Will Roses Grow in Pots?
Yes! Roses are lovely additions to container plantings. There are three important things to keep in mind when planting rose in pots:
- Proper drainage. Roses require well-draining soils, so select your potting media accordingly. It’s vital that the pot or container has large drainage holes to prevent standing water.
- Pot size. It’s important you select the right size pot when growing shrubs in containers. A pot that is too large will hold on to water for too long, while a pot that is too small will dry out quickly.
- Lighting. Place your pot in an area that receives full sun (6+ hours direct sunlight each day).
Do Deer and Rabbits Eat Roses?
You’d think a plant covered in thorns would be deer resistant, but alas, this is not the case. Deer and rabbits both love to eat roses. It is theorized that they’re naturally high in vitamin C content, making deer eat them compulsively. For alternatives, check out our blog on plants to avoid if you have deer.

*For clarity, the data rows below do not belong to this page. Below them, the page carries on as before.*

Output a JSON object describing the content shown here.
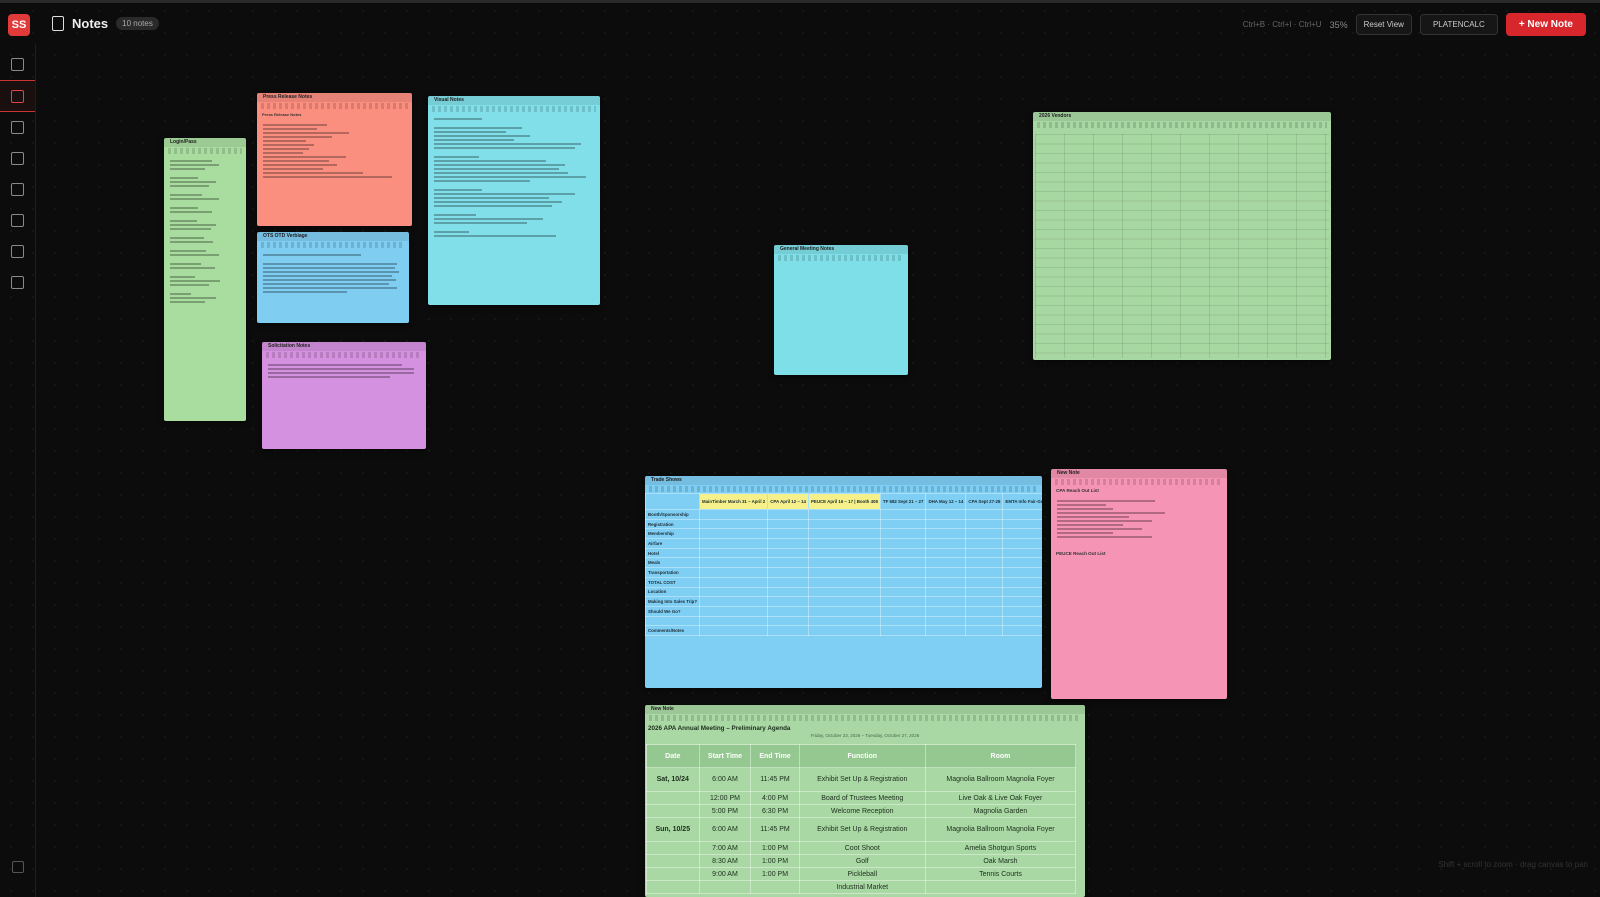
{
  "app": {
    "logo": "SS",
    "title": "Notes",
    "note_count": "10 notes",
    "shortcuts": "Ctrl+B · Ctrl+I · Ctrl+U",
    "zoom": "35%",
    "reset_view": "Reset View",
    "calc_label": "PLATENCALC",
    "new_note": "+ New Note",
    "hint": "Shift + scroll to zoom · drag canvas to pan"
  },
  "sidebar": {
    "items": [
      {
        "icon": "grid-icon"
      },
      {
        "icon": "notes-icon",
        "active": true
      },
      {
        "icon": "chart-icon"
      },
      {
        "icon": "briefcase-icon"
      },
      {
        "icon": "document-icon"
      },
      {
        "icon": "calculator-icon"
      },
      {
        "icon": "card-icon"
      },
      {
        "icon": "database-icon"
      }
    ]
  },
  "notes": {
    "login_pass": {
      "title": "Login/Pass",
      "color": "#a9dda0"
    },
    "press": {
      "title": "Press Release Notes",
      "color": "#fa8f80",
      "heading": "Press Release Notes"
    },
    "visual": {
      "title": "Visual Notes",
      "color": "#80dfe9"
    },
    "ots": {
      "title": "OTS OTD Verbiage",
      "color": "#7fcdf1"
    },
    "solicitation": {
      "title": "Solicitation Notes",
      "color": "#d491df"
    },
    "general": {
      "title": "General Meeting Notes",
      "color": "#7edfe8"
    },
    "vendors": {
      "title": "2026 Vendors",
      "color": "#a8d8a2"
    },
    "tradeshows": {
      "title": "Trade Shows",
      "color": "#7fcff5",
      "columns": [
        "",
        "MainTimber March 31 – April 2",
        "CPA April 12 – 14",
        "PEUCE April 16 – 17 | Booth 408",
        "TF 682 Sept 21 – 27",
        "DHA May 12 – 14",
        "CPA Sept 27-28",
        "EMTA Info Fair-Gold Oct 24 – 27 | Booth 46"
      ],
      "rows": [
        "Booth/Sponsorship",
        "Registration",
        "Membership",
        "Airfare",
        "Hotel",
        "Meals",
        "Transportation",
        "TOTAL COST",
        "Location",
        "Making Into Sales Trip?",
        "Should We Go?",
        "",
        "Comments/Notes"
      ]
    },
    "newnote_pink": {
      "title": "New Note",
      "color": "#f594b4",
      "heading1": "CPA Reach Out List",
      "heading2": "PEUCE Reach Out List"
    },
    "agenda": {
      "title": "New Note",
      "color": "#a9d8a4",
      "heading": "2026 APA Annual Meeting – Preliminary Agenda",
      "dates": "Friday, October 23, 2026 – Tuesday, October 27, 2026",
      "columns": [
        "Date",
        "Start Time",
        "End Time",
        "Function",
        "Room"
      ],
      "rows": [
        {
          "date": "Sat, 10/24",
          "start": "6:00 AM",
          "end": "11:45 PM",
          "function": "Exhibit Set Up & Registration",
          "room": "Magnolia Ballroom Magnolia Foyer"
        },
        {
          "date": "",
          "start": "12:00 PM",
          "end": "4:00 PM",
          "function": "Board of Trustees Meeting",
          "room": "Live Oak & Live Oak Foyer"
        },
        {
          "date": "",
          "start": "5:00 PM",
          "end": "6:30 PM",
          "function": "Welcome Reception",
          "room": "Magnolia Garden"
        },
        {
          "date": "Sun, 10/25",
          "start": "6:00 AM",
          "end": "11:45 PM",
          "function": "Exhibit Set Up & Registration",
          "room": "Magnolia Ballroom Magnolia Foyer"
        },
        {
          "date": "",
          "start": "7:00 AM",
          "end": "1:00 PM",
          "function": "Coot Shoot",
          "room": "Amelia Shotgun Sports"
        },
        {
          "date": "",
          "start": "8:30 AM",
          "end": "1:00 PM",
          "function": "Golf",
          "room": "Oak Marsh"
        },
        {
          "date": "",
          "start": "9:00 AM",
          "end": "1:00 PM",
          "function": "Pickleball",
          "room": "Tennis Courts"
        },
        {
          "date": "",
          "start": "",
          "end": "",
          "function": "Industrial Market",
          "room": ""
        }
      ]
    }
  }
}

Will Roses Grow in the Shade?
No, we do not recommend growing roses in the shade. Full sun (6+ hours direct sunlight) is required for the best growth. Roses grown in the shade are likely to have yellow leaves, smaller stature, disease, and reduced blooms.
Do All Roses Have Thorns?
If you asked Brett Michaels from Poison, he would say “every rose has its thorns”, but botanically speaking, roses don’t have thorns at all. Thorns are modified branches with sharp edges, while prickles are sharp projections that arise from the epidermis and cortex of the stem. The “thorns” on roses are actually prickles!
Botanical jargon aside, most varieties of roses do produce sharp “thorns”. Breeders have been working on varieties that are completely thornless, but they don’t typically have the vigor and resistance as other roses. That’s why thornless roses haven’t taken over the market quite yet. All of the roses we offer do produce thorns/prickles, but are generally selected to not be too thorn-heavy.